STANDARD: Das Rio-Resultat verantworten Sie zumindest insofern, als Peter Schröcksnadel als Chef des sogenannten Projekts Rio 2016 eingesetzt wurde, für das seit London vom Sportministerium eigens 20 Millionen Euro lockergemacht wurden. Stoss: Es stimmt, wir haben viel in die Vorbereitung für Rio investiert. Und wir haben die Verbindung des Sports zur Wirtschaft, auch zur Materialforschung verstärkt. Wir haben in Österreich ja führende Universitäten wie die Montan-Uni Leoben oder die TU Wien. Die waren bisher nicht ausreichend mit eingebunden. Mennel: Ich bringe gerne ein Beispiel vom Kanusport. Würde man im Sprint die Reibung des Kanus um ein Prozent reduzieren, könnte man bei einer Laufzeit von hundert Sekunden eine ganze Sekunde gewinnen. 2012 in London haben unsere Kanutinnen die Bronzemedaille um acht Zehntel verpasst.

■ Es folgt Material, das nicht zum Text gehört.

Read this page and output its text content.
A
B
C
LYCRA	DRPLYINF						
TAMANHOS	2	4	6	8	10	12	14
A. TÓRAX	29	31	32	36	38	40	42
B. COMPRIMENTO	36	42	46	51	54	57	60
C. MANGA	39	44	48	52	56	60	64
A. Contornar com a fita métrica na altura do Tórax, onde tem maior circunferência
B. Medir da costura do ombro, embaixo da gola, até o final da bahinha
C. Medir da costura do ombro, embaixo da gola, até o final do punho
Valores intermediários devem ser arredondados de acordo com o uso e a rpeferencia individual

STANDARD: Was sollte sich, wenn es nach dem ÖOC geht, generell an den österreichischen Sportstrukturen ändern? Stoss: Man muss sich schon Gedanken machen. Wahrscheinlich sollte sich ein Land wie Österreich auf einige Kernsportarten konzentrieren und dort besonders investieren. Andere Länder zeigen das vor. Neuseeland zum Beispiel hat nur 4,5 Millionen Einwohner, hat aber in London 13 Medaillen geholt. Und Dänemark, mit 5,6 Millionen Einwohnern auch ein kleines Land, ist auf neun Medaillen gekommen. Mennel: Das Projekt Rio wird keine Wunder bringen. Das ÖOC hat kaum eine Möglichkeit, bei der Trainerausbildung oder auch bei der Verpflichtung ausländischer Trainer mitzureden. Wir können nur vermitteln, haben zur Weiterbildung das Programm „Olympic Coach“ins Leben gerufen.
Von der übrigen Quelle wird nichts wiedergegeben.